Monday, May 23, 2005 by scott

The following code shows some interesting differences when executing under the 1.1 and 2.0 runtimes.

class Class1

{

    static void Main(string[] args)

    {

        try

        {

            for (Int32 i = 0; i < Int32.MaxValue; i++)

            {

                SqlConnection connection = new SqlConnection(connectionString);

                connection.Open();

                Thread.Sleep(30);

                Console.WriteLine(i.ToString());

            }

        }

        catch(Exception ex)

        {

            Console.WriteLine(ex.Message);

        }

 

        Console.WriteLine("Finished");

    }

 

    static string connectionString = "Data Source=.;Integrated Security=True";

}

The program eventuallys throw an exception under both versions of the runtime:: Timeout expired. The timeout period elapsed prior to obtaining a connection from the pool. This may have occurred because all pooled connections were in use a nd max pool size was reached..

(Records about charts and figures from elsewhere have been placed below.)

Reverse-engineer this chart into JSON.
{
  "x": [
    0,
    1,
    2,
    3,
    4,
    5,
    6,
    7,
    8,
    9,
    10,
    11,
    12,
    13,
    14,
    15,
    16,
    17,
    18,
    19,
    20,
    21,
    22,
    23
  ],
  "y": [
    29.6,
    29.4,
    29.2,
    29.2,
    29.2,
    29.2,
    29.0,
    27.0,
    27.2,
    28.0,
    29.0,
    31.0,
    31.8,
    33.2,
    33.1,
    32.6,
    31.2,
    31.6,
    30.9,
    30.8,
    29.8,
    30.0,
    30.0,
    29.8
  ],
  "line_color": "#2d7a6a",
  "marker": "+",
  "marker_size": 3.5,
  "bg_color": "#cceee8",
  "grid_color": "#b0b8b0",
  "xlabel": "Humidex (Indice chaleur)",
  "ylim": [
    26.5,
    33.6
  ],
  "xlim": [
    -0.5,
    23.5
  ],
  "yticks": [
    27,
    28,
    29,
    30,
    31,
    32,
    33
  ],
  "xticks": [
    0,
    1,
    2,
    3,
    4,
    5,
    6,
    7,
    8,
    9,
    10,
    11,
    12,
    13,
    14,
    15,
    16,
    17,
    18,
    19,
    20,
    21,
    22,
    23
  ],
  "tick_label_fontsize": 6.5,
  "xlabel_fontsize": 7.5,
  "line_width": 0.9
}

The difference is, under 1.1 the program makes roughly 140 iterations, while under 2.0 the program makes roughly 900+ iterations. In both cases max pool size defaults to 100 connections. Perfmon shows the follwing, where the yellow line is the SQL Server statistic for # of actual connections, and the purple line tracks gen 0 garbage collections. When the yellow line hits 100 - program go boom.

1.1 2.0

Under 1.1 the garbage collector finishes 3 gen 0 collections before the runtime throws an exception, under 2.0 the collector finishes 16 gen 0 collections. I wouldn’t think these collections are triggered by memory pressure, so I'm wondering what other logic may lay beneath the connection pooling mechanism in 2.0. It’s hard to see what is happening under the hood because Reflector is misbehaving on my beta 2 install. Anyone have ideas?